Occasionally I'll post a non-politcal humor piece like this one:
A recent visit to my local bookstore revealed a little volume entitled "Don’t Sweat the Small Stuff." Filled with enough homilies, platitudes and meditations to choke a horse, the basic message of this perennial bestseller is that obsessing about everyday problems is counterproductive.
Nice as that sentiment is, I simply can’t let it stand unchallenged. As a lifetime member of the anal-retentive school of neurotic skeptics, I thrive on the small stuff. And with good reason. If you don’t sweat the small stuff, you often end up getting killed by the ensuing big stuff.
I could write a book on this topic but that would take a lot of work and that truly would be counterproductive. So, for now, here are a few of my "prescriptions for living" that require you to, indeed, sweat the small stuff:
1. Go outside, turn around and look at your roof. See those shingles curling at the ends? That’s small stuff but if you don’t get your roof replaced in short order, you’ll soon have more problems than George W. Bush nation building in Baghdad.
2. All things being equal, place the toilet roll with the paper hanging over, not under. Common sense dictates that this provides a shorter distance to reach the paper. No sense in risking undue injury while on the john.
3. Obsess about the nighttime placement of your keys, watch and wallet. The older you get, the less you remember. Put essential things in the same place every night and chances are they’ll be there in the morning.
4. Brush and floss your teeth regularly and religiously. It’s a small thing but it beats root canal hands down. If it’s too late for you, place your teeth in the same spot as your keys, watch and wallet (see item # 3).
5. Always take the same route to work. It gets you there on time and you don’t have to think about it. Risking the "adventure" of change can only lead to disorientation, tardiness and possible multiple traffic violations.
6. Don’t stop and smell the roses. Rose bushes have thorns and you’re probably allergic to roses anyway.
7. Buy your car new and have regular maintenance performed. Overlooking the small stuff can lead to never ending automotive frustration and the unintended financing of the orthodontic work of your auto mechanic’s daughter.

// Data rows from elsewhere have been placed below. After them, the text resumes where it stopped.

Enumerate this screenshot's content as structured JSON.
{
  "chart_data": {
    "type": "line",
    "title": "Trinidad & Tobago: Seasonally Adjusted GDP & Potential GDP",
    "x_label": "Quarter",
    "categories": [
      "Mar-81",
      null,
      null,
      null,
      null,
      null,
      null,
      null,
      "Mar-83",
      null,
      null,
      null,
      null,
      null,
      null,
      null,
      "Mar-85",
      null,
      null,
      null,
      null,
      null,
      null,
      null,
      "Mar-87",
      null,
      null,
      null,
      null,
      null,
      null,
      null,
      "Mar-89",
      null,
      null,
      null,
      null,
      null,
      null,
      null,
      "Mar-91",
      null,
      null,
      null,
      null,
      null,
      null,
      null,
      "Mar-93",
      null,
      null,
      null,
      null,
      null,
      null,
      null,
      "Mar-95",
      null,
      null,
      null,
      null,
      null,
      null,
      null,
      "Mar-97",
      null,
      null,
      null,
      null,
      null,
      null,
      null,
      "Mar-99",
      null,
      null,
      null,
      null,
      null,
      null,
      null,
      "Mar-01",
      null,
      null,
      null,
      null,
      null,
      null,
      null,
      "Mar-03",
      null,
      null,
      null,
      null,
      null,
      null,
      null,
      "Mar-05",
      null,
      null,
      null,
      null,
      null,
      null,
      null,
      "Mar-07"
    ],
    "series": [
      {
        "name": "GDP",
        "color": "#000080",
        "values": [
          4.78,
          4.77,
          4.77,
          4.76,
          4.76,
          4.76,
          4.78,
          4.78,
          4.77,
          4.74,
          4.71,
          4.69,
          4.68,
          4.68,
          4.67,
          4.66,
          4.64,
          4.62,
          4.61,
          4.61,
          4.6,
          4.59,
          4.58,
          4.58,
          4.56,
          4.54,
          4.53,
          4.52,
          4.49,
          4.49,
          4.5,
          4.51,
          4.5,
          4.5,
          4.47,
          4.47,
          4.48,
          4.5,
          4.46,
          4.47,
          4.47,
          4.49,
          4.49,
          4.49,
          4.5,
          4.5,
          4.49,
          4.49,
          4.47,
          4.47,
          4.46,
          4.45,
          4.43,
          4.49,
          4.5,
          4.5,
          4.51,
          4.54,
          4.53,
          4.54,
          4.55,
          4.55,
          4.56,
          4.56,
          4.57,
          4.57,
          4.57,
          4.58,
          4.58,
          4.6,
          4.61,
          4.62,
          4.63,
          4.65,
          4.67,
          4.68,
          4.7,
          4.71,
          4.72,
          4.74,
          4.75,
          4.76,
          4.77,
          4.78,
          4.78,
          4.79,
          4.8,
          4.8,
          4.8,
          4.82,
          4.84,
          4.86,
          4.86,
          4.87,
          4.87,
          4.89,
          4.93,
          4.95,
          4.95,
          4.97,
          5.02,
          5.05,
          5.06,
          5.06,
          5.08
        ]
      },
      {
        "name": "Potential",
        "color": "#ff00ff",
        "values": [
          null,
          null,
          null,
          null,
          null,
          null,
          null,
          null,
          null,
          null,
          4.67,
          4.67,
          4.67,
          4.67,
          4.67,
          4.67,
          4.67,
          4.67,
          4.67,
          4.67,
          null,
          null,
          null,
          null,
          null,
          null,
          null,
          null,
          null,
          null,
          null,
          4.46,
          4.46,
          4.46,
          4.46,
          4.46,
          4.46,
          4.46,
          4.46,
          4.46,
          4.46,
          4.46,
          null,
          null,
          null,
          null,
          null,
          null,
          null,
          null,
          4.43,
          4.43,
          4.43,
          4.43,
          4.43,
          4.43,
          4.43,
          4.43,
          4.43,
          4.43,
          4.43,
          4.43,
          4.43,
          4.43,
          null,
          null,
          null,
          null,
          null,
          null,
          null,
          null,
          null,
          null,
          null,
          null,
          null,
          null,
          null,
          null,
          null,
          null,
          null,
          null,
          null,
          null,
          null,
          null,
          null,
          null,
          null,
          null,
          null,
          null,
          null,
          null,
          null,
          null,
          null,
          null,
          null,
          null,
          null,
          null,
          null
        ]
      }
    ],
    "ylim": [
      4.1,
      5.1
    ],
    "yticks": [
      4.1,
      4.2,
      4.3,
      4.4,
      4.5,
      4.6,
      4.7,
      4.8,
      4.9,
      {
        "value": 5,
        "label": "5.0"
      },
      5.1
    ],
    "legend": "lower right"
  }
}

8. Read the expiry dates on food products. Together with mold growth and unusual odors, they are handy reminders as to when to throw out items hiding in the back of your fridge. N.B. - Canned goods with a "19" anywhere in the year are iffy, at best.
9. Avoid computer use. Between computer viruses, e-mail worms and software bugs, every additional minute you spend on-line exponentially increases your chances of being reduced to an incoherent, babbling idiot vainly trying to fix some insoluble computer snafu.
10. Don’t buy more gizmos than you can plug into a standard, two-socket outlet. Each item purchased beyond two doubles your chances of not being able to hook everything up and triples your chances of frying the circuits on at least one device.
11. And finally, resist the urge to buy quick-fix, self-help books filled with aphorisms and daily prescriptions for living. Sure, you can sometimes turn lemons into lemonade. But remember; when someone hands you gators, it’s darn near impossible to make Gatorade.